Overview

In the provided RISC-V verification evidence, interrupt handling is a trap-related part of generated assembly programs and a special case for reference-model co-simulation. The riscv-dv riscv_asm_program_gen class generates multiple assembly-program sections, including initialization, instruction, data, stack, page-table, interrupt-handling, and exception-handling sections.

Interrupt handling in generated RISC-V assembly

The riscv-dv assembly-generation flow treats interrupt handling as part of the generated program structure. The gen_program() function is described as the main entry point that generates all sections of a program by calling other riscv_asm_program_gen functions. After main-program and optional subprogram generation, host-interface code such as write_tohost and _exit is added through gen_section().

For trap-related code, the flow calls push_gpr_to_kernel_stack(), which pushes general-purpose registers onto a stack for trap handling. The generated program then uses gen_section() to select the mtvec_handler instruction section; that section contains both exception_handler and interrupt_handler definitions.

Why interrupts are special in verification

Interrupts are asynchronous external stimuli. The evidence notes that trace comparison can fail when testing external stimuli such as interrupts or debug requests: because the stimulus can fire randomly during execution, a single interrupt can make the execution logs of independently running models differ.

Co-simulation addresses this by running models in parallel and supporting communication between them. In such a setup, the RTL model can signal events to the reference model, and the reference model can be forced to follow the same interrupt-driven execution path.

Dromajo co-simulation behavior

Dromajo is presented as a RISC-V reference model that can boot Linux and handle external stimuli such as interrupts and debug requests. In the described RTL-Dromajo interaction, a step() DPI wrapper communicates program counter, instruction, and store data to Dromajo whenever a valid instruction is committed; Dromajo then commits one instruction and compares communicated data.

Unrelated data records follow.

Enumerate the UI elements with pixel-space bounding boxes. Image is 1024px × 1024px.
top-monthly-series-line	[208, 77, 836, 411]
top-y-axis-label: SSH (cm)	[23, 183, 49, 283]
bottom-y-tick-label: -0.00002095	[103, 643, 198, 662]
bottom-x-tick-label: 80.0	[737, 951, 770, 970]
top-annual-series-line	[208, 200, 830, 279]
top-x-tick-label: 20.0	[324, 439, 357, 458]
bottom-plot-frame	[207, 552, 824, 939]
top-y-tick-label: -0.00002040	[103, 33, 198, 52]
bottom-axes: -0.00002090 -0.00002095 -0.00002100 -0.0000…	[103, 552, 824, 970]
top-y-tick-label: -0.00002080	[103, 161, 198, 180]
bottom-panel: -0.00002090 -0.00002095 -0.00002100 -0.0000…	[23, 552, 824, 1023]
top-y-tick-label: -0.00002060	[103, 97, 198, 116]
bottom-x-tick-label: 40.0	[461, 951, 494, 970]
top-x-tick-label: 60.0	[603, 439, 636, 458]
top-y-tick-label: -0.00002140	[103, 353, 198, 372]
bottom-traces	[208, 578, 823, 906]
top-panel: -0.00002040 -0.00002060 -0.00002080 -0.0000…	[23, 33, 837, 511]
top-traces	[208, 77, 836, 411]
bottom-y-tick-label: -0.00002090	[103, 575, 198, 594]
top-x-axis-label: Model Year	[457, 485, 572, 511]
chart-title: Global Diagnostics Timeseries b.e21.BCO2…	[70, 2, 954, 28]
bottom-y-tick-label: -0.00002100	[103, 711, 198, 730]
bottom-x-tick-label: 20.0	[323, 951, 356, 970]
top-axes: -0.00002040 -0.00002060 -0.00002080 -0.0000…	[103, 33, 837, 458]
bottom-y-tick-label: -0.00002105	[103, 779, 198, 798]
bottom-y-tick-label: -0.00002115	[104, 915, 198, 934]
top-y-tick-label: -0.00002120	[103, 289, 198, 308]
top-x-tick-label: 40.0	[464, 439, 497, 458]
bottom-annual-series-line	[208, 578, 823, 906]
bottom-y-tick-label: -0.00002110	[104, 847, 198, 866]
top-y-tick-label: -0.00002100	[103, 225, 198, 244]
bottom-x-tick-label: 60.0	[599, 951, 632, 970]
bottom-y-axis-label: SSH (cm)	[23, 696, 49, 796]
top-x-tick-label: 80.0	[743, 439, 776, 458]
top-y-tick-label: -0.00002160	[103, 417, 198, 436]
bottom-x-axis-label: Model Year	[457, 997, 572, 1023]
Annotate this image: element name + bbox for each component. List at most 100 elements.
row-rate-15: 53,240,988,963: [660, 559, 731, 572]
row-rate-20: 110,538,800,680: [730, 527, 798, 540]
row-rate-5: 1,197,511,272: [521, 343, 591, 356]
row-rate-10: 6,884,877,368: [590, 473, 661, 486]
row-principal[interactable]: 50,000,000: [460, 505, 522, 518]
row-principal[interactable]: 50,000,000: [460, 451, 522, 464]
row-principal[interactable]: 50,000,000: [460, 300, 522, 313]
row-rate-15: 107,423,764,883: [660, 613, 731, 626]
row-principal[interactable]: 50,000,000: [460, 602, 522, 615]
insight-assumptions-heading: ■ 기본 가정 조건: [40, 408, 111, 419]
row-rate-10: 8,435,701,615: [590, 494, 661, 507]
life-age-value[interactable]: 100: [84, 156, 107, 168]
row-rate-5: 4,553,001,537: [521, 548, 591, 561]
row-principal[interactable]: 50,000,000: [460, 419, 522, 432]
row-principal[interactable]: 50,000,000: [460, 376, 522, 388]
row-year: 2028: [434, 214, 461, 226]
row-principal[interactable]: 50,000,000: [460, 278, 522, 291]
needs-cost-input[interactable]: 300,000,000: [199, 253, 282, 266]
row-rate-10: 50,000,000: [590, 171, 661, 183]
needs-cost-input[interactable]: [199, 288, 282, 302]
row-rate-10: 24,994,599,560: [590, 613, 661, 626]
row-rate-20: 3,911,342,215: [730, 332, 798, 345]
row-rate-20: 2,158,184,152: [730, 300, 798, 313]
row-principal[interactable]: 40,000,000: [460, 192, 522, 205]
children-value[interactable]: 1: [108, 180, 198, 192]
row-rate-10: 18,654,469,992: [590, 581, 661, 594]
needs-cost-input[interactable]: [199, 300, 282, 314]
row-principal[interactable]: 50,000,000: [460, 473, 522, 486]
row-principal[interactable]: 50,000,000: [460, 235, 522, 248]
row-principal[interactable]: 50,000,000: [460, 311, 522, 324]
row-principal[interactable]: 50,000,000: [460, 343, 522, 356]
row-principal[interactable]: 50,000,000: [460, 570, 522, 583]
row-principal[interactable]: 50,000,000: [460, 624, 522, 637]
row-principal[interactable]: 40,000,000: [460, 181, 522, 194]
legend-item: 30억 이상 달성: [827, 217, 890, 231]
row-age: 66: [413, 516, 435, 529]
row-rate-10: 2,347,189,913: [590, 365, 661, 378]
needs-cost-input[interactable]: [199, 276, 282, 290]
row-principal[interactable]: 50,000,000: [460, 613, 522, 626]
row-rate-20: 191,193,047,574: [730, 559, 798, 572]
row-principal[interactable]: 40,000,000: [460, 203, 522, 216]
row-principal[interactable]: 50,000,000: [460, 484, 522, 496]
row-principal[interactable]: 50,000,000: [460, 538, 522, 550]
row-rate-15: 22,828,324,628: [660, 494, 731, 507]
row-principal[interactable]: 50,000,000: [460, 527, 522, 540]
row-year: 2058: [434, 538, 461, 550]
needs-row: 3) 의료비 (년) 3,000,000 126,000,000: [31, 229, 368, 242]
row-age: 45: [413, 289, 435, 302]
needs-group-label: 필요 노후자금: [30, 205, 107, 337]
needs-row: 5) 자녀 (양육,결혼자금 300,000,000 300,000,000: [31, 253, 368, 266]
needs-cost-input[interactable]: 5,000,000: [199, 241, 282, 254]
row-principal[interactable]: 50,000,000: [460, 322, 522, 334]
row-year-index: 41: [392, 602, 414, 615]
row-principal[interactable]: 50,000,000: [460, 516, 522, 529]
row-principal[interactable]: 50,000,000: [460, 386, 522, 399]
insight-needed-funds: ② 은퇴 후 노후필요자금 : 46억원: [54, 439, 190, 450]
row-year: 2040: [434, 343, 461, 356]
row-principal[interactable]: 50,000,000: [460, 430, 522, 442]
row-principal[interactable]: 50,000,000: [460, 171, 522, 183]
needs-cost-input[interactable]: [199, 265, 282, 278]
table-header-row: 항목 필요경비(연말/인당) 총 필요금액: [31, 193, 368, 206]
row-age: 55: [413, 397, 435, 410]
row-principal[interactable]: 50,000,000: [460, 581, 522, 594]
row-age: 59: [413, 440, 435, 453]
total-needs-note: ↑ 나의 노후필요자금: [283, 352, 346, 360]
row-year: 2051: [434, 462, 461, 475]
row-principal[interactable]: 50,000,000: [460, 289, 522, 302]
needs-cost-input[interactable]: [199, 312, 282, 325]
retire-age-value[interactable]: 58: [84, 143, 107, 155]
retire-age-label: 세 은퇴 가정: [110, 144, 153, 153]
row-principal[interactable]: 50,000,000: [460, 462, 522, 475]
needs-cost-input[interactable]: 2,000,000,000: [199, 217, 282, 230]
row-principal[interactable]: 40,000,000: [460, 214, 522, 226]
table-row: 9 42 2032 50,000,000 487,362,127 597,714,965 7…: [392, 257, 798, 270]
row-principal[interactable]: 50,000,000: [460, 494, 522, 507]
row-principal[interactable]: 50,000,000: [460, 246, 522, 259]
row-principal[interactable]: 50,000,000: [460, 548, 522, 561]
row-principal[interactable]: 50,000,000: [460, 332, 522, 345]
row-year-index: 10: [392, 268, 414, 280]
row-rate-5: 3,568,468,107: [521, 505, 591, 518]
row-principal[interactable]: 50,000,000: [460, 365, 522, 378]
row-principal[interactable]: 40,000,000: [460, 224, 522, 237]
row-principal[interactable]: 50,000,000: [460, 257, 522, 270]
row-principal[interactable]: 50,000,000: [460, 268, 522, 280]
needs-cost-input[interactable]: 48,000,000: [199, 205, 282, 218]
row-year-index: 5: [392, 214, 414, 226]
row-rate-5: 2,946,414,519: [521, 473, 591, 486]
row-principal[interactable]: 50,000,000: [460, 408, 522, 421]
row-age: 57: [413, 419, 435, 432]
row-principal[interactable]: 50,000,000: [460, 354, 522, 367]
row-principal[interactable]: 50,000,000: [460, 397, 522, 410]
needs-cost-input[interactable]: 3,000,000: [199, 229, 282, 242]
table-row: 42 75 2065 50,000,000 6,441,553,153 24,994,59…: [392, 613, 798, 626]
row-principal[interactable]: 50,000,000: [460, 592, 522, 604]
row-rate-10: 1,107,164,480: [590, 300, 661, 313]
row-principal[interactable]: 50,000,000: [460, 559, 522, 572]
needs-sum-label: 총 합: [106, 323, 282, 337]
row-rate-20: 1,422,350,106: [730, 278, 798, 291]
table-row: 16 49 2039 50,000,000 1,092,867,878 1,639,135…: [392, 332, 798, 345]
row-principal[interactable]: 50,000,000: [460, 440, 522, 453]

Because co-simulation is synchronous but interrupts are not, the evidence describes a separate raise_interrupt() DPI wrapper. When a core takes an interrupt, raise_interrupt() communicates the cause and sets the trap vector in Dromajo, allowing the interrupt trap-handler routines to be co-simulated.

Broader contexts

Interrupt handling also appears in operating-system and processor-controller research contexts in the provided public sources. A formal ARINC 653 operating-system specification includes interrupt handling among its modeled OS services and behaviors. In virtualized RISC-V mixed-criticality systems, interrupt virtualization is described as challenging because virtual guests need transparency while real-time features such as interrupt vectoring, nesting, and tail-chaining are preserved; the vCLIC work proposes a virtualization extension to the RISC-V CLIC fast interrupt controller for this setting.